Rozdział 6

6K 124 0
                                    

Emma

Kotłujące się myśli zniszczyły mi pozostałą część wieczoru, a właściwie już nocy. Chwila twarzą w twarz z Palmerem, a moje ciśnienie wzrosło ponadprzeciętną normę. Ciężko było odczuć co dokładnie miała na celu jego wizyta, oprócz oczywiście wyprowadzenia mnie z równowagi. Marzył mi się relaks w łóżku pod kocem. Taki odpoczynek z kieliszkiem wina i serialem bądź książką. Z jednej strony przyziemna zachcianka, a z drugiej czynność trudna do realizacji. Po za tym, każdy taki plan kończył się fiaskiem, zanim dobrze zaczęłam wprowadzać go w życie. Niespodzianki potrafiły mnie dopaść w najmniej oczekiwanym momencie.

Za moim samochodem, zamiast kolejnych aut z ochroną pędziły trzy nieznane mi motocykle. Auta zjeżdżały im z drogi. Uciekali i chowali się, przewidując kolejne wydarzenia. Huk wystrzału oprzytomnił mój umysł. Odwróciłam się. Patrząc przez tylną szybę, dostrzegłam wyciągnięte pistolety, a kolejne pociski wylatywały z prędkością światła. Ktoś obrał sobie mnie za cel, lecz nie do końca przemyślał strategię.

– Przyspiesz! – rzuciłam do kierującego Specnera, który przyciskał pedał gazu z całej siły

Mężczyźni nieugięci podążali za nami, ładując w nas coraz to większą ilością ołowiu. Kuloodporna karoseria dzielnie dawała sobie z tym radę. Czego nie mogłam powiedzieć o oponach. Wystarczył moment, by zarzuciło nas na jedną stronę jezdni. W taki sposób dalsza jazda stawała się jeszcze trudniejsza.

Wściekła jak osa układałam w głowie plan rozprawienia z bandą idiotów. Przypieczętowali swój los, a każdym kolejnym strzałem skazywali się na większe cierpienia.

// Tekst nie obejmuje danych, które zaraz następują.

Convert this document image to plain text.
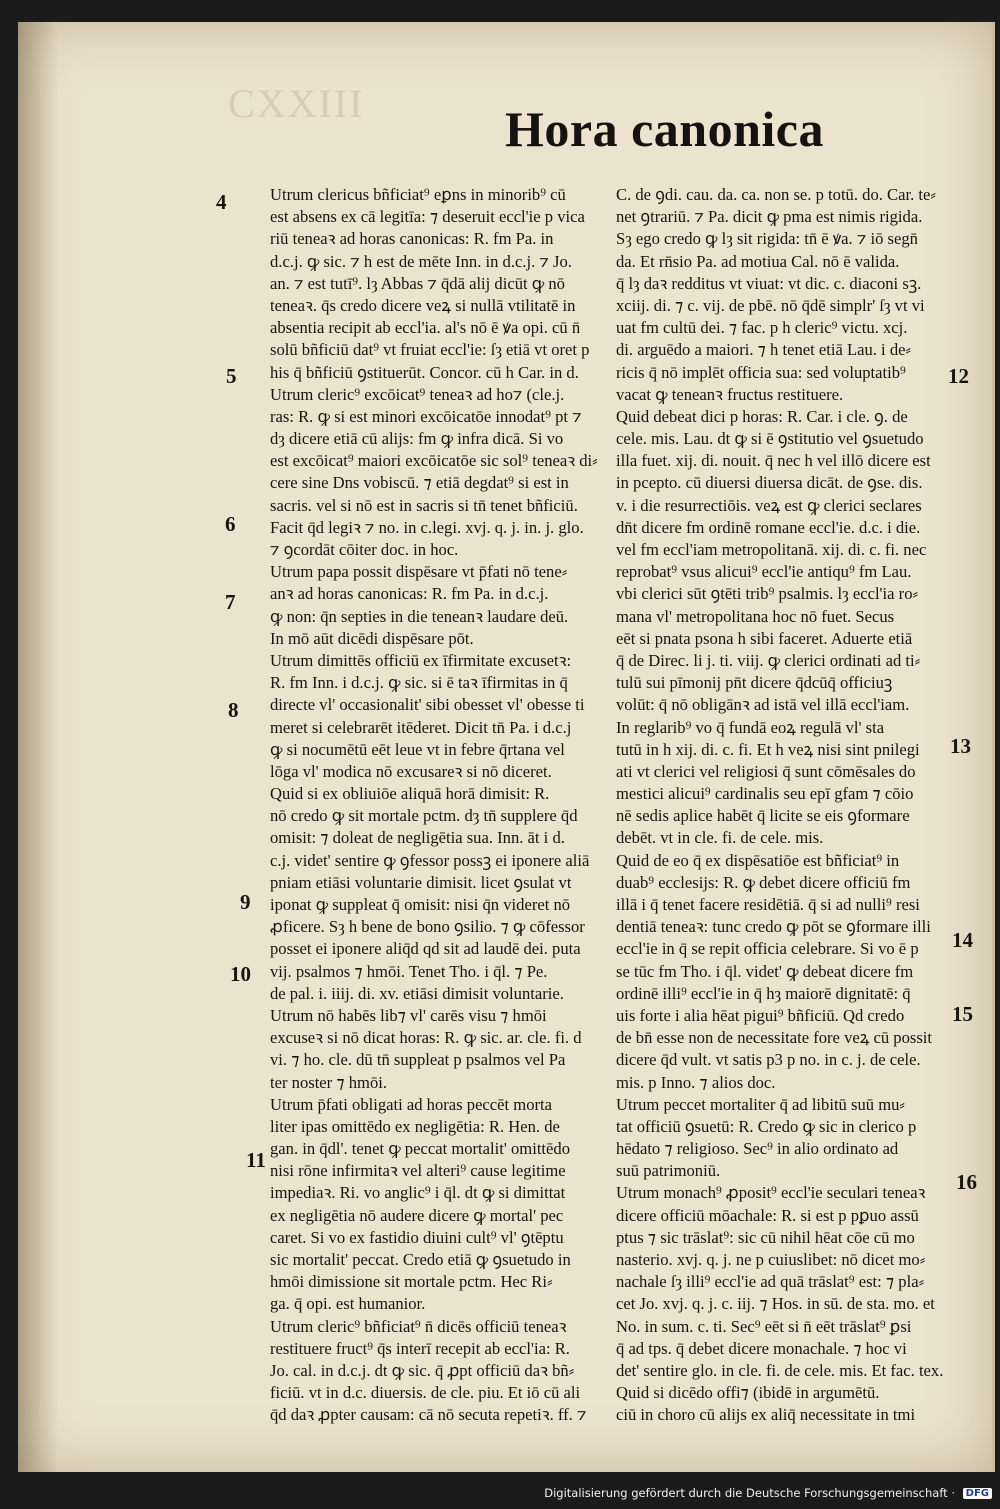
CXXIII	Hora canonica
Utrum clericus bñficiat⁹ eꝑns in minorib⁹ cū
est absens ex cā legitīa: ⁊ deseruit eccl'ie p vica
riū teneaꝛ ad horas canonicas: R. fm Pa. in
d.c.j. ꝙ sic. ⁊ h est de mēte Inn. in d.c.j. ⁊ Jo.
an. ⁊ est tutī⁹. lȝ Abbas ⁊ q̄dā alij dicūt ꝙ nō
teneaꝛ. q̄s credo dicere veꝝ si nullā vtilitatē in
absentia recipit ab eccl'ia. al's nō ē ꝟa opi. cū n̄
solū bñficiū dat⁹ vt fruiat eccl'ie: ſȝ etiā vt oret p
his q̄ bñficiū ꝯstituerūt. Concor. cū h Car. in d.
Utrum cleric⁹ excōicat⁹ teneaꝛ ad ho⁊ (cle.j.
ras: R. ꝙ si est minori excōicatōe innodat⁹ pt ⁊
dȝ dicere etiā cū alijs: fm ꝙ infra dicā. Si vo
est excōicat⁹ maiori excōicatōe sic sol⁹ teneaꝛ di⸗
cere sine Dns vobiscū. ⁊ etiā degdat⁹ si est in
sacris. vel si nō est in sacris si tn̄ tenet bñficiū.
Facit q̄d legiꝛ ⁊ no. in c.legi. xvj. q. j. in. j. glo.
⁊ ꝯcordāt cōiter doc. in hoc.
Utrum papa possit dispēsare vt p̄fati nō tene⸗
anꝛ ad horas canonicas: R. fm Pa. in d.c.j.
ꝙ non: q̄n septies in die teneanꝛ laudare deū.
In mō aūt dicēdi dispēsare pōt.
Utrum dimittēs officiū ex īfirmitate excusetꝛ:
R. fm Inn. i d.c.j. ꝙ sic. si ē taꝛ īfirmitas in q̄
directe vl' occasionalit' sibi obesset vl' obesse ti
meret si celebrarēt itēderet. Dicit tn̄ Pa. i d.c.j
ꝙ si nocumētū eēt leue vt in febre q̄rtana vel
lōga vl' modica nō excusareꝛ si nō diceret.
Quid si ex obliuiōe aliquā horā dimisit: R.
nō credo ꝙ sit mortale pctm. dȝ tn̄ supplere q̄d
omisit: ⁊ doleat de negligētia sua. Inn. āt i d.
c.j. videt' sentire ꝙ ꝯfessor possꝫ ei iponere aliā
pniam etiāsi voluntarie dimisit. licet ꝯsulat vt
iponat ꝙ suppleat q̄ omisit: nisi q̄n videret nō
ꝓficere. Sȝ h bene de bono ꝯsilio. ⁊ ꝙ cōfessor
posset ei iponere aliq̄d qd sit ad laudē dei. puta
vij. psalmos ⁊ hmōi. Tenet Tho. i q̄l. ⁊ Pe.
de pal. i. iiij. di. xv. etiāsi dimisit voluntarie.
Utrum nō habēs lib⁊ vl' carēs visu ⁊ hmōi
excuseꝛ si nō dicat horas: R. ꝙ sic. ar. cle. fi. d
vi. ⁊ ho. cle. dū tn̄ suppleat p psalmos vel Pa
ter noster ⁊ hmōi.
Utrum p̄fati obligati ad horas peccēt morta
liter ipas omittēdo ex negligētia: R. Hen. de
gan. in q̄dl'. tenet ꝙ peccat mortalit' omittēdo
nisi rōne infirmitaꝛ vel alteri⁹ cause legitime
impediaꝛ. Ri. vo anglic⁹ i q̄l. dt ꝙ si dimittat
ex negligētia nō audere dicere ꝙ mortal' pec
caret. Si vo ex fastidio diuini cult⁹ vl' ꝯtēptu
sic mortalit' peccat. Credo etiā ꝙ ꝯsuetudo in
hmōi dimissione sit mortale pctm. Hec Ri⸗
ga. q̄ opi. est humanior.
Utrum cleric⁹ bñficiat⁹ n̄ dicēs officiū teneaꝛ
restituere fruct⁹ q̄s interī recepit ab eccl'ia: R.
Jo. cal. in d.c.j. dt ꝙ sic. q̄ ꝓpt officiū daꝛ bñ⸗
ficiū. vt in d.c. diuersis. de cle. piu. Et iō cū ali
q̄d daꝛ ꝓpter causam: cā nō secuta repetiꝛ. ff. ⁊
C. de ꝯdi. cau. da. ca. non se. p totū. do. Car. te⸗
net ꝯtrariū. ⁊ Pa. dicit ꝙ pma est nimis rigida.
Sȝ ego credo ꝙ lȝ sit rigida: tn̄ ē ꝟa. ⁊ iō segn̄
da. Et rn̄sio Pa. ad motiua Cal. nō ē valida.
q̄ lȝ daꝛ redditus vt viuat: vt dic. c. diaconi sꝫ.
xciij. di. ⁊ c. vij. de pbē. nō q̄dē simplr' ſȝ vt vi
uat fm cultū dei. ⁊ fac. p h cleric⁹ victu. xcj.
di. arguēdo a maiori. ⁊ h tenet etiā Lau. i de⸗
ricis q̄ nō implēt officia sua: sed voluptatib⁹
vacat ꝙ teneanꝛ fructus restituere.
Quid debeat dici p horas: R. Car. i cle. ꝯ. de
cele. mis. Lau. dt ꝙ si ē ꝯstitutio vel ꝯsuetudo
illa fuet. xij. di. nouit. q̄ nec h vel illō dicere est
in pcepto. cū diuersi diuersa dicāt. de ꝯse. dis.
v. i die resurrectiōis. veꝝ est ꝙ clerici seclares
dn̄t dicere fm ordinē romane eccl'ie. d.c. i die.
vel fm eccl'iam metropolitanā. xij. di. c. fi. nec
reprobat⁹ vsus alicui⁹ eccl'ie antiqu⁹ fm Lau.
vbi clerici sūt ꝯtēti trib⁹ psalmis. lȝ eccl'ia ro⸗
mana vl' metropolitana hoc nō fuet. Secus
eēt si pnata psona h sibi faceret. Aduerte etiā
q̄ de Direc. li j. ti. viij. ꝙ clerici ordinati ad ti⸗
tulū sui pīmonij pn̄t dicere q̄dcūq̄ officiuꝫ
volūt: q̄ nō obligānꝛ ad istā vel illā eccl'iam.
In reglarib⁹ vo q̄ fundā eoꝝ regulā vl' sta
tutū in h xij. di. c. fi. Et h veꝝ nisi sint pnilegi
ati vt clerici vel religiosi q̄ sunt cōmēsales do
mestici alicui⁹ cardinalis seu epī gfam ⁊ cōio
nē sedis aplice habēt q̄ licite se eis ꝯformare
debēt. vt in cle. fi. de cele. mis.
Quid de eo q̄ ex dispēsatiōe est bñficiat⁹ in
duab⁹ ecclesijs: R. ꝙ debet dicere officiū fm
illā i q̄ tenet facere residētiā. q̄ si ad nulli⁹ resi
dentiā teneaꝛ: tunc credo ꝙ pōt se ꝯformare illi
eccl'ie in q̄ se repit officia celebrare. Si vo ē p
se tūc fm Tho. i q̄l. videt' ꝙ debeat dicere fm
ordinē illi⁹ eccl'ie in q̄ hȝ maiorē dignitatē: q̄
uis forte i alia hēat pigui⁹ bñficiū. Qd credo
de bn̄ esse non de necessitate fore veꝝ cū possit
dicere q̄d vult. vt satis p3 p no. in c. j. de cele.
mis. p Inno. ⁊ alios doc.
Utrum peccet mortaliter q̄ ad libitū suū mu⸗
tat officiū ꝯsuetū: R. Credo ꝙ sic in clerico p
hēdato ⁊ religioso. Sec⁹ in alio ordinato ad
suū patrimoniū.
Utrum monach⁹ ꝓposit⁹ eccl'ie seculari teneaꝛ
dicere officiū mōachale: R. si est p pꝑuo assū
ptus ⁊ sic trāslat⁹: sic cū nihil hēat cōe cū mo
nasterio. xvj. q. j. ne p cuiuslibet: nō dicet mo⸗
nachale ſȝ illi⁹ eccl'ie ad quā trāslat⁹ est: ⁊ pla⸗
cet Jo. xvj. q. j. c. iij. ⁊ Hos. in sū. de sta. mo. et
No. in sum. c. ti. Sec⁹ eēt si n̄ eēt trāslat⁹ ꝑsi
q̄ ad tps. q̄ debet dicere monachale. ⁊ hoc vi
det' sentire glo. in cle. fi. de cele. mis. Et fac. tex.
Quid si dicēdo offi⁊ (ibidē in argumētū.
ciū in choro cū alijs ex aliq̄ necessitate in tmi
4
5
6
7
8
9
10
11
12
13
14
15
16
Digitalisierung gefördert durch die Deutsche Forschungsgemeinschaft · DFG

– Szefowo, wszystkie opony poprzebijane! Dalej nie dojedziemy, chyba że chcemy się pozabijać

– Zabiję to ja za chwilę tych gnoi, którzy do końca popsuli moje plany – warknęłam ogarnięta furią. – Hamuj! Teraz to my postrzelamy do nich

Szarpnęło samochodem. Spencer skręcił koła, tak że zatrzymaliśmy się idealnie w poprzek drogi. Niewiele myśląc wyskoczyliśmy na nagrzaną płytę, od razu ukrywając się za drzwiami. Miały nam służyć jako tarcza. Mężczyźni reagując na nasz ruch, zatrzymali motocykle w niedalekiej odległości, ale w dalszym ciągu strzelali. Długo nie musieli czekać na mój ruch. Wyjęłam broń, przeładowałam i wychylając się zza auta oddałam pierwsze strzały. Zaczęłam traktować tych facetów jak dziką zwierzynę, którą trzeba wypatroszyć. W całym tym amoku wrzeszczeli, krzyczeli i przeklinali, dodatkowo grożąc, że zginę marnie. Tego typu słowa nigdy na mnie nie działały. Tutaj to ja byłam od wymierzania ciosów i powinien wiedzieć to każdy ośmielający się wchodzić na moje terytorium. Strzelałam z ogromną dokładnością. Raniąc ich w strategicznych miejscach. Ich krzyk odbijał mi się od uszu. Dołożyłam wszelkich starań, posyłając w kierunku jeszcze więcej nabojów. Magazynek wrzał, a kolejne awaryjne magazynki znikały ze schowka jak ciepłe bułeczki.

– Dziwka mnie postrzeliła! – jeden z nich upadł na ziemie, ściskając się za przestrzelone kolano. Nie przerwało to jednak prób celowania do mnie. Szło po koszmarnie

Pociągnęłam za spust jeszcze kilka razy. Trafiłam w jego rękę, tym samym wytrącając z niej broń. Reszcie bandy skończyły się naboje, dając nam niebywałą przewagę. Powalenie ich na ziemię nie stanowiło większego problemu.

– Nie drzyj tak tego ryja, jeśli nadal chcesz mieć język na właściwym miejscu!

– Jebana suka! – puściłam komentarz mimo uszu.

Dyskusja z takimi półgłówkami nie miała najmniejszego sensu. Oni byli od wykonywania poleceń. Nie od myślenia. Omiotłam wzrokiem pozostałych, sprawdzając ich stan. Draśnięci kulami stracili przytomność, padając na ziemię jak muchy.